Além do "esgotamento" do salário mínimo como política de redução da pobreza, os economistas têm apontado um efeito "perverso" dessa política: o peso do reajuste nas contas públicas.
O valor do salário mínimo serve como base para o pagamento de aposentadorias no país, item que mais cresceu nas despesas do governo federal nos últimos anos.
A previsão é de que Lula entregue as contas do INSS para sua sucessora com um gasto equivalente a 7,4% do PIB. Há oito anos, esse valor era de 6,3%.
"O Brasil é um país de despesa alta. Mas ao contrário do que se pensa, o problema não está nos gastos com passagem de avião, com fotocópia ou outras despesas do dia-a-dia. A conta maior e a que mais cresce é a da Previdência Social", diz Mansueto Almeida, economista do Instituto de Pesquisa Econômica Aplicada (Ipea).
‘Chance perdida’
Na avaliação de Giambiagi, o presidente Lula poderia ter usado sua "popularidade" e seu "cacife político" para cortar gastos e, assim, ampliar o nível de investimentos no país.
"Perdemos uma chance histórica de realizar ajustes fiscais. Um presidente tão próximo do povo poderia ter explicado à sociedade a importância do corte de gastos", diz o economista.
Segundo ele, o governo Lula não foi exatamente "gastão", quando comparado com governos anteriores. "É mais correto falar em uma trajetória de gastos que começa muito antes, em 1991, e que foi mantida", diz.
As despesas do governo federal, excluindo o desembolso das estatais e o pagamento de juros, representavam 18,6% do Produto Interno Bruto (PIB) em 2003, devendo fechar este ano em 23% do PIB.
O ritmo de expansão é praticamente o mesmo do registrado nos oito anos anteriores (1995-2002), quando a proporção dos gastos sobre o PIB saiu de 16,7% para 19,51%.

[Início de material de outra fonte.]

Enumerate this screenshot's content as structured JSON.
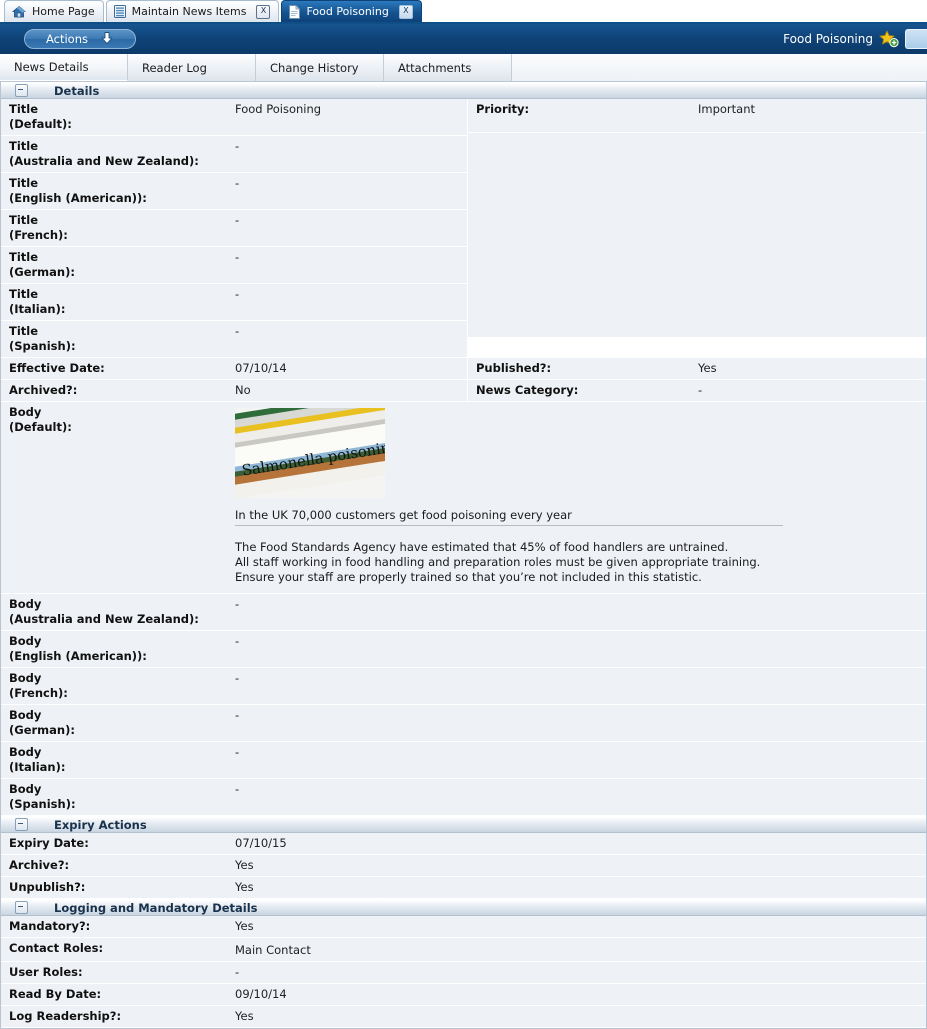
{
  "browser_tabs": [
    {
      "label": "Home Page",
      "icon": "home-icon",
      "active": false,
      "closable": false
    },
    {
      "label": "Maintain News Items",
      "icon": "grid-icon",
      "active": false,
      "closable": true,
      "close_label": "X"
    },
    {
      "label": "Food Poisoning",
      "icon": "document-icon",
      "active": true,
      "closable": true,
      "close_label": "X"
    }
  ],
  "actionbar": {
    "actions_label": "Actions",
    "dropdown_icon": "arrow-down-icon",
    "title": "Food Poisoning",
    "favorite_icon": "star-add-icon",
    "panel_icon": "panel-icon"
  },
  "page_tabs": [
    {
      "label": "News Details",
      "active": true
    },
    {
      "label": "Reader Log",
      "active": false
    },
    {
      "label": "Change History",
      "active": false
    },
    {
      "label": "Attachments",
      "active": false
    }
  ],
  "sections": {
    "details": {
      "title": "Details",
      "collapse_icon": "collapse-minus-icon",
      "left_rows": [
        {
          "label": "Title",
          "sub": "(Default):",
          "value": "Food Poisoning"
        },
        {
          "label": "Title",
          "sub": "(Australia and New Zealand):",
          "value": "-"
        },
        {
          "label": "Title",
          "sub": "(English (American)):",
          "value": "-"
        },
        {
          "label": "Title",
          "sub": "(French):",
          "value": "-"
        },
        {
          "label": "Title",
          "sub": "(German):",
          "value": "-"
        },
        {
          "label": "Title",
          "sub": "(Italian):",
          "value": "-"
        },
        {
          "label": "Title",
          "sub": "(Spanish):",
          "value": "-"
        }
      ],
      "right_rows": [
        {
          "label": "Priority:",
          "sub": "",
          "value": "Important"
        }
      ],
      "date_rows_left": [
        {
          "label": "Effective Date:",
          "sub": "",
          "value": "07/10/14"
        },
        {
          "label": "Archived?:",
          "sub": "",
          "value": "No"
        }
      ],
      "date_rows_right": [
        {
          "label": "Published?:",
          "sub": "",
          "value": "Yes"
        },
        {
          "label": "News Category:",
          "sub": "",
          "value": "-"
        }
      ],
      "body_default": {
        "label": "Body",
        "sub": "(Default):",
        "image_alt": "Salmonella poisoning",
        "image_headline_text": "Salmonella poisoning",
        "headline": "In the UK 70,000 customers get food poisoning every year",
        "paragraph_lines": [
          "The Food Standards Agency have estimated that 45% of food handlers are untrained.",
          "All staff working in food handling and preparation roles must be given appropriate training.",
          "Ensure your staff are properly trained so that you’re not included in this statistic."
        ]
      },
      "body_rows": [
        {
          "label": "Body",
          "sub": "(Australia and New Zealand):",
          "value": "-"
        },
        {
          "label": "Body",
          "sub": "(English (American)):",
          "value": "-"
        },
        {
          "label": "Body",
          "sub": "(French):",
          "value": "-"
        },
        {
          "label": "Body",
          "sub": "(German):",
          "value": "-"
        },
        {
          "label": "Body",
          "sub": "(Italian):",
          "value": "-"
        },
        {
          "label": "Body",
          "sub": "(Spanish):",
          "value": "-"
        }
      ]
    },
    "expiry": {
      "title": "Expiry Actions",
      "collapse_icon": "collapse-minus-icon",
      "rows": [
        {
          "label": "Expiry Date:",
          "sub": "",
          "value": "07/10/15"
        },
        {
          "label": "Archive?:",
          "sub": "",
          "value": "Yes"
        },
        {
          "label": "Unpublish?:",
          "sub": "",
          "value": "Yes"
        }
      ]
    },
    "logging": {
      "title": "Logging and Mandatory Details",
      "collapse_icon": "collapse-minus-icon",
      "rows": [
        {
          "label": "Mandatory?:",
          "sub": "",
          "value": "Yes"
        },
        {
          "label": "Contact Roles:",
          "sub": "",
          "value": "Main Contact"
        },
        {
          "label": "User Roles:",
          "sub": "",
          "value": "-"
        },
        {
          "label": "Read By Date:",
          "sub": "",
          "value": "09/10/14"
        },
        {
          "label": "Log Readership?:",
          "sub": "",
          "value": "Yes"
        }
      ]
    }
  },
  "colors": {
    "header_blue": "#0e4277",
    "active_tab_blue": "#15538f",
    "row_bg": "#eef1f6",
    "section_head_bg": "#c9d5e2",
    "star_yellow": "#f2c31a",
    "badge_green": "#3f9b35"
  }
}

No entanto, na avaliação de Giambiagi, Lula foi o presidente que "de longe teve as melhores condições" de desviar o país do caminho das despesas elevadas.
"Não apenas havia ambiente político, como também a situação econômica se apresentou favorável em vários momentos. Eu diria que a falha desse governo, na questão fiscal, está no que ele deixou de fazer", acrescenta o economista.
Investimentos
Gastos elevados em despesas correntes, que incluem pagamento de pessoal, aposentadorias e outros gastos administrativos, costumam resultar em menos investimentos.
Nos últimos oito anos, houve uma ligeira ampliação do peso dos investimentos públicos sobre o PIB, que passou de 0,3% em 2003 para 1% em 2009. Mas apesar do acréscimo, o valor ainda é considerado "muito baixo" por economistas.
Mansueto lembra que o cenário deverá se tornar mais delicado para a futura presidente, Dilma Rousseff, em função das necessidades de investimentos para a Copa do Mundo de 2014 e para as Olimpíadas de 2016, no Rio de Janeiro.
"Além de o gasto ser muito alto no país, temos pouca margem de manobra para cortes no curto prazo. Os planos de redução das despesas são possíveis apenas se pensados para prazos mais longos, como em três ou quatro anos", diz Almeida.
Isso porque, segundo ele, diversos itens das despesas dependem não de uma "decisão imediata" do presidente, mas sim de um esforço político que envolve também o Legislativo – caso de uma possível reforma previdenciária.
"Como muitas das despesas são engessadas, há sempre o perigo de o governo acabar cortando os investimentos, o que é péssimo para o desenvolvimento do país", diz o economista do Ipea.